How often do you pay attention to your language? And do you know what impact the words you use have on your life?
Those of you who have read It can’t be done! already have a taste of how disempowering the wrong set of words can be. In this post, I will explore a little more about what we can do to rearrange our language to change our thinking and therefore change our circumstances.
an acquired behaviour pattern regularly followed until it has become almost involuntary
Our choice of words are habitual and just like any habit can be changed with a bit of practice and persistence. Language is amazing. It has the power to uplift, to motivate, to convey meaning and give purpose, but it also has the power to do all of the opposite if left untended.
Compare these two phrases:
“I will try my best”
“I will do my best”
Which one inspires more confidence?
The word “try” implies an attempt and therefore two possible outcomes – success or failure. If you are “trying” your best, you’re not actually doing your best and if that is the case, what is stopping you from doing so? If you want to do your best, just do it, trying is not good enough. Take the implication of a negative outcome out of the equation and you will change your mindset and find that your circumstances changes with it.

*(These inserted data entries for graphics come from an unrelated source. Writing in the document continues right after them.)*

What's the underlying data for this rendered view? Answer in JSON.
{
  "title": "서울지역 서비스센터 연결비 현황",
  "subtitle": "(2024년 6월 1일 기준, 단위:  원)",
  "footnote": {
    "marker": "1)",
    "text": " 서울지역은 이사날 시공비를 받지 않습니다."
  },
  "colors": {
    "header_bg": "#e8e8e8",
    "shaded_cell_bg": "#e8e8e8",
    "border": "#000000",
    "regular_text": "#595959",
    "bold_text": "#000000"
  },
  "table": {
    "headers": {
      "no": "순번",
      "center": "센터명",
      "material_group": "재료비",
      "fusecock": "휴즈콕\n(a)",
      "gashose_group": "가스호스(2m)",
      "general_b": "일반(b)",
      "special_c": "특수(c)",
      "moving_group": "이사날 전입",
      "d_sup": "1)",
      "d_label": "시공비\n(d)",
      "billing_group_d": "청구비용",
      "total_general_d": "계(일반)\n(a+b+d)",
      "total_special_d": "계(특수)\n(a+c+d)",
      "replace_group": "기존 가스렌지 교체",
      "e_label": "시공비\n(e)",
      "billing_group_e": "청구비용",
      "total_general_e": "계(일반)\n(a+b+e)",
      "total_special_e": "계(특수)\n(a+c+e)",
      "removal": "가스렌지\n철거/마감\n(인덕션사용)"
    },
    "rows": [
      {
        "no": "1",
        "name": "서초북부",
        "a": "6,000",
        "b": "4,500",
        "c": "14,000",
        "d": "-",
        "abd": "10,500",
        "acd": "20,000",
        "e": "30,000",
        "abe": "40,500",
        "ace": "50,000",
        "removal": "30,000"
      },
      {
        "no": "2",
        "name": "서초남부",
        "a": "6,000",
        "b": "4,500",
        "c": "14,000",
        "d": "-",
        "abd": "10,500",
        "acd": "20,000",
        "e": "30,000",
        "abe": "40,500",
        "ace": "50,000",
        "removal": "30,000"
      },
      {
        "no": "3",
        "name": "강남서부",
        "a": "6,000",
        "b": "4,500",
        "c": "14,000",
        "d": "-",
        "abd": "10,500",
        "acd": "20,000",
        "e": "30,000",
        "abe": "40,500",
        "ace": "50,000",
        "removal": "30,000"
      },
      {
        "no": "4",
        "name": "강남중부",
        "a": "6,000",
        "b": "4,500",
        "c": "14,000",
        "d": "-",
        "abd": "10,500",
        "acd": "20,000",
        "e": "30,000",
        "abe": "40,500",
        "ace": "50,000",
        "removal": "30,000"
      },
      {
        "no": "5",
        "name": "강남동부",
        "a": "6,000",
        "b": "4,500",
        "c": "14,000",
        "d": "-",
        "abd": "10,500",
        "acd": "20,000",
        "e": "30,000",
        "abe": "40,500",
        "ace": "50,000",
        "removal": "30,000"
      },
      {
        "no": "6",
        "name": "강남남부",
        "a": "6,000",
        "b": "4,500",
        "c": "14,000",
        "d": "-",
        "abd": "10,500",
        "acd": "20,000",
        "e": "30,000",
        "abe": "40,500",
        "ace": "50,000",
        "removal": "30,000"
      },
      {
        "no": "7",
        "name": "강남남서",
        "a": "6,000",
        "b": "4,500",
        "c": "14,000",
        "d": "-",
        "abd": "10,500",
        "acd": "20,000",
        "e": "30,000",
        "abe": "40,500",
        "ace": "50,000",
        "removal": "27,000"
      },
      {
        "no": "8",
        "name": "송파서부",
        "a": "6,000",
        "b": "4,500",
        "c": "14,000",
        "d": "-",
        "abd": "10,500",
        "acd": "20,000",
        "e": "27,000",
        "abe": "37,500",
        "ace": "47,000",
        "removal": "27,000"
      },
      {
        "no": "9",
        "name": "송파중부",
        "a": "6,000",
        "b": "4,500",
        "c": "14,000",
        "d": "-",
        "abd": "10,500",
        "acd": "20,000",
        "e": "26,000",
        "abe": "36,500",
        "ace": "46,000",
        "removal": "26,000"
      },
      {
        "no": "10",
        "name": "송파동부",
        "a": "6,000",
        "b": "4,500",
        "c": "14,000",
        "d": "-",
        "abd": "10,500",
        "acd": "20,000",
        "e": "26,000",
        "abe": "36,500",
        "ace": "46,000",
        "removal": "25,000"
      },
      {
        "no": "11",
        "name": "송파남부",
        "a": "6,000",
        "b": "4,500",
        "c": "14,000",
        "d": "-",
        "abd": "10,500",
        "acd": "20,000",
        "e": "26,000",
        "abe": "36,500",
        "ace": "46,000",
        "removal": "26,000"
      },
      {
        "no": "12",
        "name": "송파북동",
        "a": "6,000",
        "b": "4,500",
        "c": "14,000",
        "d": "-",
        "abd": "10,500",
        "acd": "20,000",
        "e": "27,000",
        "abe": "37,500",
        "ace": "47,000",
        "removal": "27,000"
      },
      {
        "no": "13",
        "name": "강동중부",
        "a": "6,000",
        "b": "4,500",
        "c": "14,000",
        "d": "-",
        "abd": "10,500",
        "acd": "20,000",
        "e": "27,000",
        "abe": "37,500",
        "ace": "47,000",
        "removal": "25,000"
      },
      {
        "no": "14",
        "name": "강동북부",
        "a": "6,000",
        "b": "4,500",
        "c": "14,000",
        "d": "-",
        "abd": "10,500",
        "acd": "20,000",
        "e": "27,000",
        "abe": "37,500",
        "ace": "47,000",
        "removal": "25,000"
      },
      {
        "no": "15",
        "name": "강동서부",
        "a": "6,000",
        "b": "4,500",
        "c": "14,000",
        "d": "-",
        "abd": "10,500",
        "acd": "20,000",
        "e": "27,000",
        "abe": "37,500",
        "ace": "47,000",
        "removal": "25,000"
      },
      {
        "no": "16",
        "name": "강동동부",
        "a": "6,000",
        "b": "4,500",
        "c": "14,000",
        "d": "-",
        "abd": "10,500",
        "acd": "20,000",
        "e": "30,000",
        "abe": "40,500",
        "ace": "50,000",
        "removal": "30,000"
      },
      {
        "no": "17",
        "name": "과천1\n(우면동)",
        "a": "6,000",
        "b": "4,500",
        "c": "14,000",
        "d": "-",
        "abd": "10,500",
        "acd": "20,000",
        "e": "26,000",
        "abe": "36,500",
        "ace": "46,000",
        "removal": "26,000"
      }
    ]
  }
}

Think back to the times when you have been told “don’t be upset”, “don’t let it get to you”, “don’t be angry”. How did those statements make you feel? Did they stop you from being upset or angry? If anything, you probably felt worse, either from trying to suppress your emotions or from feeling invalidated. Well-meaning friends and family often think they are helping by telling you “don’t”. Not a great strategy.
For a little bit of fun, try this exercise:
- Follow this instruction:
Don’t think of a pink elephant!
- What was the first thing that popped into your mind? Were you successful at not thinking of a pink elephant?

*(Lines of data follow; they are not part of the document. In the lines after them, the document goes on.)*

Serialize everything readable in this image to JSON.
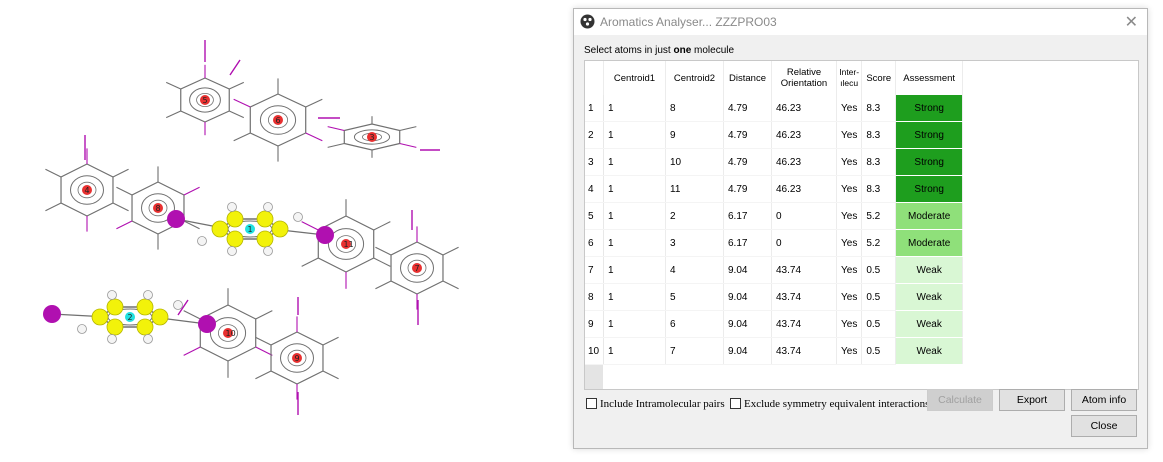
{
  "window": {
    "title": "Aromatics Analyser... ZZZPRO03"
  },
  "instruction": {
    "prefix": "Select atoms in just ",
    "bold": "one",
    "suffix": " molecule"
  },
  "table": {
    "columns": [
      "",
      "Centroid1",
      "Centroid2",
      "Distance",
      "Relative Orientation",
      "Inter-molecular",
      "Score",
      "Assessment"
    ],
    "column_display": {
      "inter": [
        "Inter-",
        "ılecu"
      ]
    },
    "rows": [
      {
        "n": "1",
        "c1": "1",
        "c2": "8",
        "dist": "4.79",
        "orient": "46.23",
        "inter": "Yes",
        "score": "8.3",
        "assessment": "Strong"
      },
      {
        "n": "2",
        "c1": "1",
        "c2": "9",
        "dist": "4.79",
        "orient": "46.23",
        "inter": "Yes",
        "score": "8.3",
        "assessment": "Strong"
      },
      {
        "n": "3",
        "c1": "1",
        "c2": "10",
        "dist": "4.79",
        "orient": "46.23",
        "inter": "Yes",
        "score": "8.3",
        "assessment": "Strong"
      },
      {
        "n": "4",
        "c1": "1",
        "c2": "11",
        "dist": "4.79",
        "orient": "46.23",
        "inter": "Yes",
        "score": "8.3",
        "assessment": "Strong"
      },
      {
        "n": "5",
        "c1": "1",
        "c2": "2",
        "dist": "6.17",
        "orient": "0",
        "inter": "Yes",
        "score": "5.2",
        "assessment": "Moderate"
      },
      {
        "n": "6",
        "c1": "1",
        "c2": "3",
        "dist": "6.17",
        "orient": "0",
        "inter": "Yes",
        "score": "5.2",
        "assessment": "Moderate"
      },
      {
        "n": "7",
        "c1": "1",
        "c2": "4",
        "dist": "9.04",
        "orient": "43.74",
        "inter": "Yes",
        "score": "0.5",
        "assessment": "Weak"
      },
      {
        "n": "8",
        "c1": "1",
        "c2": "5",
        "dist": "9.04",
        "orient": "43.74",
        "inter": "Yes",
        "score": "0.5",
        "assessment": "Weak"
      },
      {
        "n": "9",
        "c1": "1",
        "c2": "6",
        "dist": "9.04",
        "orient": "43.74",
        "inter": "Yes",
        "score": "0.5",
        "assessment": "Weak"
      },
      {
        "n": "10",
        "c1": "1",
        "c2": "7",
        "dist": "9.04",
        "orient": "43.74",
        "inter": "Yes",
        "score": "0.5",
        "assessment": "Weak"
      }
    ]
  },
  "assessment_colors": {
    "Strong": "#1e9e1e",
    "Moderate": "#8fe07a",
    "Weak": "#d9f7d4"
  },
  "options": {
    "include_intramolecular": "Include Intramolecular pairs",
    "exclude_symmetry": "Exclude symmetry equivalent interactions"
  },
  "buttons": {
    "calculate": "Calculate",
    "export": "Export",
    "atom_info": "Atom info",
    "close": "Close"
  },
  "viewer": {
    "centroid_labels": [
      "1",
      "2",
      "3",
      "4",
      "5",
      "6",
      "7",
      "8",
      "9",
      "10",
      "11"
    ],
    "colors": {
      "bond": "#707070",
      "iodine": "#b010b0",
      "yellow_atom": "#f2f20a",
      "centroid": "#e83030",
      "highlight": "#21e0e0"
    }
  }
}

The aim of this little exercise is to demonstrate that all the word “don’t” does is programmes the rest of the statement into your mind.

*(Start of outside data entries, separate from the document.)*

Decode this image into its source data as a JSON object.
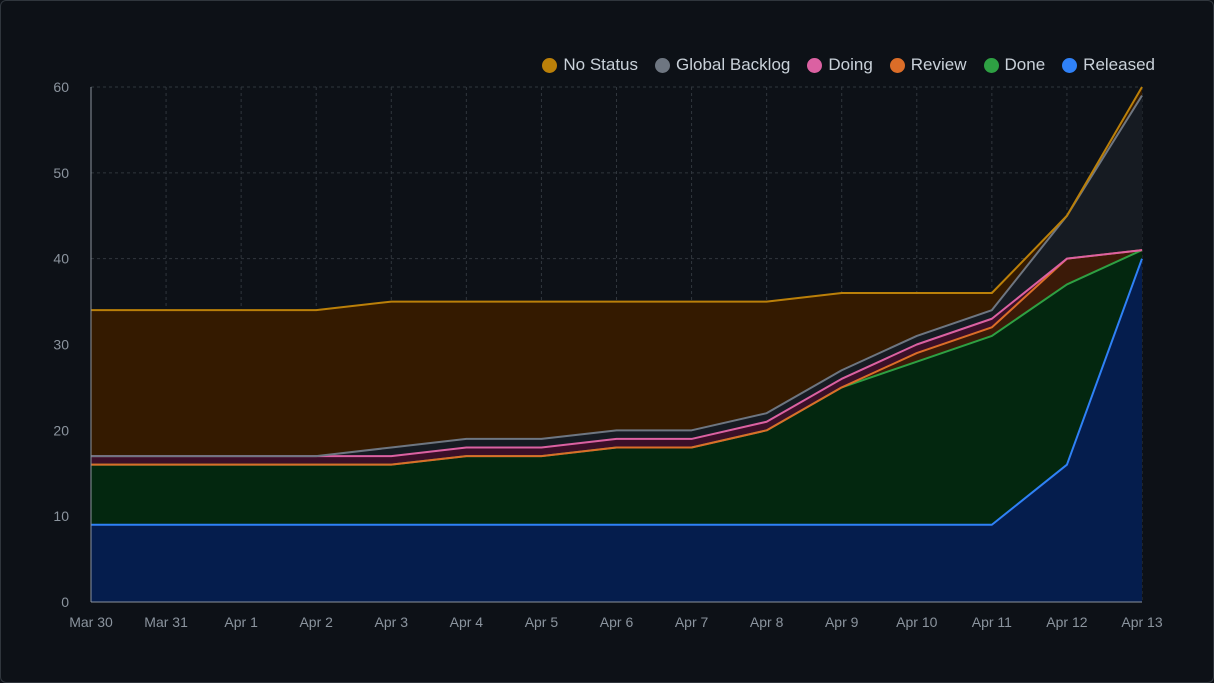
{
  "colors": {
    "background": "#0d1117",
    "grid": "#30363d",
    "axis": "#8b949e"
  },
  "chart_data": {
    "type": "area",
    "stacked": true,
    "x": [
      "Mar 30",
      "Mar 31",
      "Apr 1",
      "Apr 2",
      "Apr 3",
      "Apr 4",
      "Apr 5",
      "Apr 6",
      "Apr 7",
      "Apr 8",
      "Apr 9",
      "Apr 10",
      "Apr 11",
      "Apr 12",
      "Apr 13"
    ],
    "ylim": [
      0,
      60
    ],
    "yticks": [
      0,
      10,
      20,
      30,
      40,
      50,
      60
    ],
    "grid": true,
    "legend_position": "top-right",
    "series": [
      {
        "name": "Released",
        "color": "#2f81f7",
        "fill": "#051d4d",
        "values": [
          9,
          9,
          9,
          9,
          9,
          9,
          9,
          9,
          9,
          9,
          9,
          9,
          9,
          16,
          40
        ]
      },
      {
        "name": "Done",
        "color": "#2ea043",
        "fill": "#03270f",
        "values": [
          7,
          7,
          7,
          7,
          7,
          8,
          8,
          9,
          9,
          11,
          16,
          19,
          22,
          21,
          1
        ]
      },
      {
        "name": "Review",
        "color": "#db6d28",
        "fill": "#3b1a08",
        "values": [
          0,
          0,
          0,
          0,
          0,
          0,
          0,
          0,
          0,
          0,
          0,
          1,
          1,
          3,
          0
        ]
      },
      {
        "name": "Doing",
        "color": "#db61a2",
        "fill": "#3b0f28",
        "values": [
          1,
          1,
          1,
          1,
          1,
          1,
          1,
          1,
          1,
          1,
          1,
          1,
          1,
          0,
          0
        ]
      },
      {
        "name": "Global Backlog",
        "color": "#6e7681",
        "fill": "#161b22",
        "values": [
          0,
          0,
          0,
          0,
          1,
          1,
          1,
          1,
          1,
          1,
          1,
          1,
          1,
          5,
          18
        ]
      },
      {
        "name": "No Status",
        "color": "#bb8009",
        "fill": "#341a00",
        "values": [
          17,
          17,
          17,
          17,
          17,
          16,
          16,
          15,
          15,
          13,
          9,
          5,
          2,
          0,
          1
        ]
      }
    ]
  }
}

With the many distractions my young children provide, my memory isn’t what it used to be and I seem to have a lot more to remember! Instead of telling myself “don’t forget….”, I have started phrasing my reminder “remember……..” and have been amazed at the improvement in my memory.
Many a parenting book has touched on the use of the word “don’t” when giving children instructions e.g. saying “bottom on the chair” instead of “don’t stand on the chair”. Perhaps we should take this advice and use it in adult conversations too!
The first step in “minding your language” is to be aware of its potential which is what this article hopes to highlight. The next step is to be aware of your own patterns and habits and then to use that awareness to consciously re-phrase or re-frame your words.